Mark Zuckerberg, fundador do Facebook

Steven Levy, editor da Wired, conseguiu colocar as mãos em algo que talvez nunca imaginou encontrar: um diário de Mark Zuckerberg, CEO e fundador do Facebook, datado de 2006 e que mostra algumas das primeiras ideias que tinha para a rede social.

Levy terá conseguido ter acesso a 17 páginas de um desses diários e, ao conversar com algumas pessoas que trabalharam para a empresa nos seus inícios, percebeu como estas anotações eram importantes para Zuckerberg, que costumava deixar cópias de algumas dessas páginas na mesa dos seus funcionários para que pudessem inspirar-se nas suas ideias.

De acordo com Levy, que escreve para o Wired, a maior parte do diário fala apenas sobre a rotina de estudos de Zuckerberg e da forma como utilizava o período de aulas para pensar no tipo de coisas que precisava de acrescentar ao Facebook.

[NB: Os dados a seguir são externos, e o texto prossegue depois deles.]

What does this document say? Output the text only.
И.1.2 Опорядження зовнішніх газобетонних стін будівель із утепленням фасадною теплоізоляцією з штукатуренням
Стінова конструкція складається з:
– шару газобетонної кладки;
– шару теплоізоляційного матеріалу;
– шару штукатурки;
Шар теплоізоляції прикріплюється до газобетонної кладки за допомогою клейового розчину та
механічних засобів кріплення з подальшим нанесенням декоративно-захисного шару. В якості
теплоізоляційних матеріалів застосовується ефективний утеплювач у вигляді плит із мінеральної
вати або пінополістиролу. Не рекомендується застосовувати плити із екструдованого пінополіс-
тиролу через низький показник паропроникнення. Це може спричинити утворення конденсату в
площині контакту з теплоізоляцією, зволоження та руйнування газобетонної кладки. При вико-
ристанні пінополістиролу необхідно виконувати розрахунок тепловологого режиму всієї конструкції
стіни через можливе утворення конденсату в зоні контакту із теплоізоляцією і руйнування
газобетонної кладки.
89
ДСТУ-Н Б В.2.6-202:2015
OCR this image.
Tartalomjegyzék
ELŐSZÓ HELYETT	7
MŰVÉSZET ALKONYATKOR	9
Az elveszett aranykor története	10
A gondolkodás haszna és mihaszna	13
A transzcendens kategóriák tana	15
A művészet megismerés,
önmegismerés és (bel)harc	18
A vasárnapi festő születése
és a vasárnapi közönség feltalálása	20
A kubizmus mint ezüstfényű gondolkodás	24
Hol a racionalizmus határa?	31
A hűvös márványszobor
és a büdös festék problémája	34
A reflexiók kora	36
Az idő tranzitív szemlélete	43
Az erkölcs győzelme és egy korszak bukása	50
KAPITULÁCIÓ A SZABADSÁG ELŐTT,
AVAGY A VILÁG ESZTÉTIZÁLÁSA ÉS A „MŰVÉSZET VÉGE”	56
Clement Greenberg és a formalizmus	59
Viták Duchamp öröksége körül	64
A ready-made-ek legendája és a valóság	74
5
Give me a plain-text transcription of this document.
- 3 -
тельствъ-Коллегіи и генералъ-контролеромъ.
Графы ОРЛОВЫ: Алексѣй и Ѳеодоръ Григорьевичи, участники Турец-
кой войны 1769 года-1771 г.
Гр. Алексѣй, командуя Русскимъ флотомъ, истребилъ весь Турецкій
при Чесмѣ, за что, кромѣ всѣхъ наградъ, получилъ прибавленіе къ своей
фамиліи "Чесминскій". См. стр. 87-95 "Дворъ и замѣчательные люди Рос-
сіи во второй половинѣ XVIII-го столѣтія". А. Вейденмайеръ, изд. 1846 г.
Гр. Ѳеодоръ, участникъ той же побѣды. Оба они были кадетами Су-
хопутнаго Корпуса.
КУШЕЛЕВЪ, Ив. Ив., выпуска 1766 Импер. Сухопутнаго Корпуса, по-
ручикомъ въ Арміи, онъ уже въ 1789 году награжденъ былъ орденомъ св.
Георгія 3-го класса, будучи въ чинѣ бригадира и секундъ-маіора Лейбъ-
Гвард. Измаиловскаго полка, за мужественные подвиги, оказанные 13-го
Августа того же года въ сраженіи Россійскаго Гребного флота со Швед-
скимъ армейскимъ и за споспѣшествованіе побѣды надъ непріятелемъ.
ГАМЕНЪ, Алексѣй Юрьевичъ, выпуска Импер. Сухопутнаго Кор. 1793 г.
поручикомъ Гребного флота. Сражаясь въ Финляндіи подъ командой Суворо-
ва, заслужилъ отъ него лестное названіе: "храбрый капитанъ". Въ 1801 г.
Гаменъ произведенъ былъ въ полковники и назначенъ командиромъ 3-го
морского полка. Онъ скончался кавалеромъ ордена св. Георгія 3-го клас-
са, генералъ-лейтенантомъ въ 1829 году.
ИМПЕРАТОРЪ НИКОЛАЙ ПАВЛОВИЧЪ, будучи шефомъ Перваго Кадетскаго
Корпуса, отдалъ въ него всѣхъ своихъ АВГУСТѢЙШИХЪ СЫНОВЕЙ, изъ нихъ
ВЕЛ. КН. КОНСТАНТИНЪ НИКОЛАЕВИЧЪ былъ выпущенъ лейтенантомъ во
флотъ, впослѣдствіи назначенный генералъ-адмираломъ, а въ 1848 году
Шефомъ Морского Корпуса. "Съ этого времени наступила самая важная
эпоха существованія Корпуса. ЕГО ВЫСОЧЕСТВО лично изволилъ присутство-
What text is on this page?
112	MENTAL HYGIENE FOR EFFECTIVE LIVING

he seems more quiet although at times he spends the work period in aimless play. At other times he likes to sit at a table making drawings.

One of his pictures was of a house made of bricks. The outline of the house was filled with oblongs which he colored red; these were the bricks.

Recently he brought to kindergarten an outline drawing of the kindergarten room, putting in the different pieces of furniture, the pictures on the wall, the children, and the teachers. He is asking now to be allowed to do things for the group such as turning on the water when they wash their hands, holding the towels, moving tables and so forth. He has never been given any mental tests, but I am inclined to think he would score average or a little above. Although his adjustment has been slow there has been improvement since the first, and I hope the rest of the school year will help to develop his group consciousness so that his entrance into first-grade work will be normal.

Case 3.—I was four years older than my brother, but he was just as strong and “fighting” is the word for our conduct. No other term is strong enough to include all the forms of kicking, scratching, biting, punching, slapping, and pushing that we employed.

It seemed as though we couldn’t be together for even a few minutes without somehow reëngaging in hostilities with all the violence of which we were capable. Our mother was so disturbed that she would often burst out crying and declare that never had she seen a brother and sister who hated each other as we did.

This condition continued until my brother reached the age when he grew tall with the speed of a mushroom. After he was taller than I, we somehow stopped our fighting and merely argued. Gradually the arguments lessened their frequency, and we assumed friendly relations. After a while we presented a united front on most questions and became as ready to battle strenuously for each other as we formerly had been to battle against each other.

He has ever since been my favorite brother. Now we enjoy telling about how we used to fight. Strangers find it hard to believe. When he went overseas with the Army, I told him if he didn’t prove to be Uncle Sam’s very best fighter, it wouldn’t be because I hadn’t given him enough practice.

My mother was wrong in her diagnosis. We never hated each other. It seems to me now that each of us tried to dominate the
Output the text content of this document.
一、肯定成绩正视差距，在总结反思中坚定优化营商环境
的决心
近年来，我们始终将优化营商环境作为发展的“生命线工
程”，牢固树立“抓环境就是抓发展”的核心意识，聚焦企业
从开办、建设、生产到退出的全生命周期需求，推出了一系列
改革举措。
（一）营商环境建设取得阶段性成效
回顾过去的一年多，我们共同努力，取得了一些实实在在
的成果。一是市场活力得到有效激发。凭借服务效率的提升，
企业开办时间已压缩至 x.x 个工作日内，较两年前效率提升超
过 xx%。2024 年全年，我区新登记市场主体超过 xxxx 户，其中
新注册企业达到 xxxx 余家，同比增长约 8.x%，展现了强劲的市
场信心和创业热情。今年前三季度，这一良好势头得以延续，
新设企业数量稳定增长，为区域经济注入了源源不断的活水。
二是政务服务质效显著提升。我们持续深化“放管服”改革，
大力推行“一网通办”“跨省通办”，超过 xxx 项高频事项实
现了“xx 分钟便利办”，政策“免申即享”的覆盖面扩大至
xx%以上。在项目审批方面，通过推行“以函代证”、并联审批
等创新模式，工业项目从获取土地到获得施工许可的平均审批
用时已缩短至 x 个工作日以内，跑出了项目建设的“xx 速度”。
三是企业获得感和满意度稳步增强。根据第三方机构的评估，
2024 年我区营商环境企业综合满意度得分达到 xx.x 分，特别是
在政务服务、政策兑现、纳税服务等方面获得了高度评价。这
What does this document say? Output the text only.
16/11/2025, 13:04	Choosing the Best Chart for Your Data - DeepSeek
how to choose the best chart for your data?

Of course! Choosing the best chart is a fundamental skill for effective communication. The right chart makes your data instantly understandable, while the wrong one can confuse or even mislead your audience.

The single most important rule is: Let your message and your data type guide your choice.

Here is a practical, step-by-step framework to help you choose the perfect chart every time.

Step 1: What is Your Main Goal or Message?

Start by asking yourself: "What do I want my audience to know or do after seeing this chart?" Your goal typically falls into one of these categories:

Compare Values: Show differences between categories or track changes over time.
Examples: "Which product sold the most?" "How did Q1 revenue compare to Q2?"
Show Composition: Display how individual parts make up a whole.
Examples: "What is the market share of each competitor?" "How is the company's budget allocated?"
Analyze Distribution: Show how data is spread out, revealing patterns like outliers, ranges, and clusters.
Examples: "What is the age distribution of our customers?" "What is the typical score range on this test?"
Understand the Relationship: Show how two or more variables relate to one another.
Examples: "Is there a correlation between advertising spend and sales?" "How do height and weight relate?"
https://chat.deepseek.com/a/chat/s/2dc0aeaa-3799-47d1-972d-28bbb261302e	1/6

As páginas estão repletas de ideias para novos produtos, fluxogramas de programação, listas de funções que deveriam ser implementadas e gráficos de crescimento.

De acordo com o CanalTech, na época, o Facebook ainda era uma rede social fechada e só podia ser acedida ao utilizar a rede de uma faculdade ou colégio – e uma das ideias que Zuckerberg mais discutia nesse período era a possibilidade de torná-la aberta para qualquer pessoa.  Outra ideia pensada na época era a implantação de um feed de notícias, que hoje existe na plataforma.

Por outro lado, nem todas as ideias foram implementadas na versão final do Facebook. Uma delas é algo que Zuckerberg chamou de “Dark Profiles”, que seria uma espécie de “página pública” para pessoas que não possuem um perfil no site – seja por falta de conhecimento do que seria a rede social ou por intencionalmente não querer participar.

Assim, tendo em posse apenas o número de telefone e o e-mail da pessoa, qualquer um conseguiria criar um perfil para aquela pessoa sem autorização. Esse perfil tonar-se-ia público e qualquer pessoa poderia atualizá-lo com informações sobre aquela pessoa, como estado civil, local de nascimento, local de trabalho e qualquer outra informação pertinente — como é possível fazer na Wikipédia.

Ainda que a rede social tenha feito alguns testes para a criação de perfis escondidos para pessoas que não estavam no Facebook, a ideia foi abandonada e não chegou a ser implementada na plataforma.

Outra história revelada pelas páginas é a lenda de Zuckerberg ter recusado uma proposta de compra do Facebook pelo Yahoo por mil milhões de dólares (equivalente a 922.230.000 euros). Zuckerberg terá concordado com a venda mas, depois, o CEO do Yahoo, Terry Semel, pediu uma renegociação do valor, alegando que a empresa tinha perdido muito dinheiro com a desvalorização das ações. Foi esse pedido de renegociação que fez com que Zuckerberg desistisse da venda.